The Commerce Department cautioned that its figures did not capture all the losses caused by the storms, which caused widespread closures of factories, offices and airports in states such as Florida and Texas.
Its GDP estimates, for example, do not measure activity in US territories, such as Puerto Rico, which suffered some of the most severe damage.
The Commerce Department estimated that storm-related damage to fixed assets, such as homes and government buildings, totalled more than $131bn (£100bn).
It also said it expected the government and insurers to pay more than $100bn in insurance claims, with foreign companies accounting for more than $17.4bn.
Commerce Department Secretary Wilbur Ross claimed Friday’s GDP report a sign of progress, calling it a “remarkable achievement in light of the recent hurricanes”.
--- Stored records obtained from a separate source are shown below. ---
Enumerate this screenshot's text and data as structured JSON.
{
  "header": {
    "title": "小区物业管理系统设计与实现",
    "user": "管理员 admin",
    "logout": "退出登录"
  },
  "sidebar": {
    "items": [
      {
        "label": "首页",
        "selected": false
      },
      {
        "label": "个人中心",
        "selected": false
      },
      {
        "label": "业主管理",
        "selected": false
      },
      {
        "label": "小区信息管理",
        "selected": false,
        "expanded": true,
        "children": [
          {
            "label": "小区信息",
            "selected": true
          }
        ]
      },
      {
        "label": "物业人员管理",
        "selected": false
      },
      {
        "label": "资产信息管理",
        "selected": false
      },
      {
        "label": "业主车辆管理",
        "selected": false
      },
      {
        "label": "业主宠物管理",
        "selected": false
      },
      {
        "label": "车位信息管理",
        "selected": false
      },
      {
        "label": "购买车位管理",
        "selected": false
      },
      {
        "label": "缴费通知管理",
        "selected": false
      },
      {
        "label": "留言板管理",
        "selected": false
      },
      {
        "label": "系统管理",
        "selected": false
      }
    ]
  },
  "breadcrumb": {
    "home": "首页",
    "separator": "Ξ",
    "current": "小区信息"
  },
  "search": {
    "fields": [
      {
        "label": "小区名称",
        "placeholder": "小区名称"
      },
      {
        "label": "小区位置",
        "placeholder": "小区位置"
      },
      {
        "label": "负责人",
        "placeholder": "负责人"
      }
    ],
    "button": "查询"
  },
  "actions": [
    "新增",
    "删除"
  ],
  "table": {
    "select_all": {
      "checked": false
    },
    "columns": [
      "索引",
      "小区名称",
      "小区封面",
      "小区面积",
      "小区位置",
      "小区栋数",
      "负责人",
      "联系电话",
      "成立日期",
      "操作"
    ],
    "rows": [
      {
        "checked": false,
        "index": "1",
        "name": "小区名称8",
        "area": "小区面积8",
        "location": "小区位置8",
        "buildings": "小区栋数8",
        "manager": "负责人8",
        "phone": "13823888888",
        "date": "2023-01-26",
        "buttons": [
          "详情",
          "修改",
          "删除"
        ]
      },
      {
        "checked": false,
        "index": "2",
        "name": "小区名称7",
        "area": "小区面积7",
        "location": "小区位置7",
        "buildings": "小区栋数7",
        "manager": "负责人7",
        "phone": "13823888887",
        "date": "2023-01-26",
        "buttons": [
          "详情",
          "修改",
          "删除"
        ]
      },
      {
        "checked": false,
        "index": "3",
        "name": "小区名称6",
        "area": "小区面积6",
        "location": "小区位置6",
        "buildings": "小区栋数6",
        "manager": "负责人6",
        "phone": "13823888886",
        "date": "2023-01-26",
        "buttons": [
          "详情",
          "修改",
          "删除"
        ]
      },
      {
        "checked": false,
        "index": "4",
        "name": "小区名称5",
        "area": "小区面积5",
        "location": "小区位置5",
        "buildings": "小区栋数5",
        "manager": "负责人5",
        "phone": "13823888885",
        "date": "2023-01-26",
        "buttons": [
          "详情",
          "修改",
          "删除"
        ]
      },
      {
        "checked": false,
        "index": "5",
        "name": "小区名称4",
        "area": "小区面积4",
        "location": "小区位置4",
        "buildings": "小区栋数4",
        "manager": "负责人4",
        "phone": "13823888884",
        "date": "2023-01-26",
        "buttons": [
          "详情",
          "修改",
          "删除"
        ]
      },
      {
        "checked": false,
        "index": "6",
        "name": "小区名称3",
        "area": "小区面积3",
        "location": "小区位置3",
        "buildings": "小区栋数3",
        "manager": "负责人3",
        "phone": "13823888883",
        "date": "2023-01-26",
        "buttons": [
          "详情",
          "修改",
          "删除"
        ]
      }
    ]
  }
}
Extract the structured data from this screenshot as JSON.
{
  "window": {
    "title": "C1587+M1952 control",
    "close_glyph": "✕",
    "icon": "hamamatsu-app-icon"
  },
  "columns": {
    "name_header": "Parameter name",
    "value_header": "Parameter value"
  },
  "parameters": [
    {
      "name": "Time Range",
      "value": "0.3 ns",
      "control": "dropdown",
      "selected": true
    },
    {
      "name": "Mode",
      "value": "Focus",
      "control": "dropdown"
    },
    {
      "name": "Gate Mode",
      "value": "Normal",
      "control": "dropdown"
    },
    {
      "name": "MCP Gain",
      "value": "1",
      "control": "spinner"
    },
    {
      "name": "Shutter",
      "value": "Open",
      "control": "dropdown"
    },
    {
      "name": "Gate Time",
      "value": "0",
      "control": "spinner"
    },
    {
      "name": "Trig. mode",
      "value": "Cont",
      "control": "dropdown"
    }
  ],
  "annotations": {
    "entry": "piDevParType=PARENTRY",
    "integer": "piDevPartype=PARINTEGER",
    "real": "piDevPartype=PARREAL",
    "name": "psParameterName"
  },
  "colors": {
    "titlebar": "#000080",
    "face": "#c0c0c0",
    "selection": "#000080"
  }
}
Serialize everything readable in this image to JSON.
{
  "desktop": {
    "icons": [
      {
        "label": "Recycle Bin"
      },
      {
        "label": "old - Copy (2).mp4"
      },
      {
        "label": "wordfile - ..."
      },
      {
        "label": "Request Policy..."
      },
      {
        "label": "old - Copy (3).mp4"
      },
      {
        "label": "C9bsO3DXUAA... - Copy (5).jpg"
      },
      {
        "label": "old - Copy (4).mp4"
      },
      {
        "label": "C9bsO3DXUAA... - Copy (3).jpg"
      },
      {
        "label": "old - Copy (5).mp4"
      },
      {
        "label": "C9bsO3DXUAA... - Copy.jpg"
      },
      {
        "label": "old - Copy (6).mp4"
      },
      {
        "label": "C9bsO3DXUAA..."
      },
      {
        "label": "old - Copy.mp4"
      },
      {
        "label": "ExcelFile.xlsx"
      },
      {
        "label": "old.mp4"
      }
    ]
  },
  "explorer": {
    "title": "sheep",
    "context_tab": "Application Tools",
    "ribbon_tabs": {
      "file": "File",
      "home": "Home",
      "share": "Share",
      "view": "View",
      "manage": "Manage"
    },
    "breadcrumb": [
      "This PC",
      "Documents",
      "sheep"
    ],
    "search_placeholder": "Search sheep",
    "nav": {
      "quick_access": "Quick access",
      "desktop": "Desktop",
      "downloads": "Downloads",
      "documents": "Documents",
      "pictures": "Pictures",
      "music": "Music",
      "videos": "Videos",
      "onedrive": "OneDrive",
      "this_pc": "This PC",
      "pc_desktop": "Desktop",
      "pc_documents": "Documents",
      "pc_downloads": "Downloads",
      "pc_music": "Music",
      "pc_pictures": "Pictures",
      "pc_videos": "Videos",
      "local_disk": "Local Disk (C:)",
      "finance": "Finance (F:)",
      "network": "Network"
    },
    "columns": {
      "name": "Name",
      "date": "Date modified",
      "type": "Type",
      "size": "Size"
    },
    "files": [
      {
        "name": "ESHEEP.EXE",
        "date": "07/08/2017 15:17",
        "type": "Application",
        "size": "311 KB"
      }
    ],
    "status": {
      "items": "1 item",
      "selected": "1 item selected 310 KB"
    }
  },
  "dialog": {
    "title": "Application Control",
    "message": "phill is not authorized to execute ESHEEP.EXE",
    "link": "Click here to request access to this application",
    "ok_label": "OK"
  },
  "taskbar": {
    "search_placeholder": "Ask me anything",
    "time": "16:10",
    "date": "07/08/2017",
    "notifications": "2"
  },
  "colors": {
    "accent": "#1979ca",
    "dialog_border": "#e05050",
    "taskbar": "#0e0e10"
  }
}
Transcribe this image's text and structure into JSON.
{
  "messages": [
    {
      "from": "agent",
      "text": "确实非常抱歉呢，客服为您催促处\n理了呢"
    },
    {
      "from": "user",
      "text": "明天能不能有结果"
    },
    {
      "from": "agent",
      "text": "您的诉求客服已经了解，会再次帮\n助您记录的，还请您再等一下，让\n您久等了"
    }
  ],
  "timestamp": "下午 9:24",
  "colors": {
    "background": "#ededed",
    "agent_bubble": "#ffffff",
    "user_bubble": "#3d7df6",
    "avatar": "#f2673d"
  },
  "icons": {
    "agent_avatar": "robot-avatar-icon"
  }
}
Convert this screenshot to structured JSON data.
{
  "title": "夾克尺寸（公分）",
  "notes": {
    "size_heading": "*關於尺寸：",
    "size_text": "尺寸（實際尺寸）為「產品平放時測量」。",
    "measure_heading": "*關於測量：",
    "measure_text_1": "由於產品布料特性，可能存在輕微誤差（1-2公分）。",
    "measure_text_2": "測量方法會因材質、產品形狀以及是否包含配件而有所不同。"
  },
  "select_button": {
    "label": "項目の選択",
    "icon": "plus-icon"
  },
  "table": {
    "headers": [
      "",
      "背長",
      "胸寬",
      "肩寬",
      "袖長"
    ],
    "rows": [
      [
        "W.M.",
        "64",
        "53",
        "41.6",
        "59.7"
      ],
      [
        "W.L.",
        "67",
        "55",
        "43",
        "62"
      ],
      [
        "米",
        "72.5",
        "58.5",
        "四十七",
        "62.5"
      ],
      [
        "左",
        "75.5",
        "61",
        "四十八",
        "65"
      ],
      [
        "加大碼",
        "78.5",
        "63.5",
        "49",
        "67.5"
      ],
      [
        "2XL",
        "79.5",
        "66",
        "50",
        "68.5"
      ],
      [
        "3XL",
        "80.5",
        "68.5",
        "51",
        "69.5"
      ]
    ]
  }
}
President Donald Trump has made hitting annual GDP growth of 3% a goal, and pledged tax cuts and other policies intended to reach that pace or higher.
“President Trump’s bold agenda is steadily overcoming the dismal economy inherited from the previous administration,” Mr Ross said. “As the President’s tax cut plan is implemented, our entire economy will continue to come roaring back.”
On a year-on-year basis, GDP was up 2.3%, the Commerce Department said in its report, which is an advance estimate that will be revised as more data is collected.
That pace is roughly in line with US expansion since the 2007-2009 recession.
Kenneth Rogoff, a professor of economics at Harvard University, said the growth reflects improvement in the labour market and other areas that date back to the Obama administration.
While some of the president’s plans may boost growth, they’re not in place yet, he said.
“Let’s make no mistake – this was a very good number,” he said. “Jobs have been improving, consumption’s been improving, businesses are doing better, there is a profound inequality problem but the US economy, despite not much from President Trump, has been doing well.”
Economists said the underlying economic strength shown in the report makes it more likely that central bankers at the US Federal Reserve will raise interest rates again by the end of the year, as expected.
The price index for consumer spending, a closely-watched measure of inflation, increased at 1.3% in the third quarter, excluding food and energy. That remains below the Federal Reserve’s 2% target.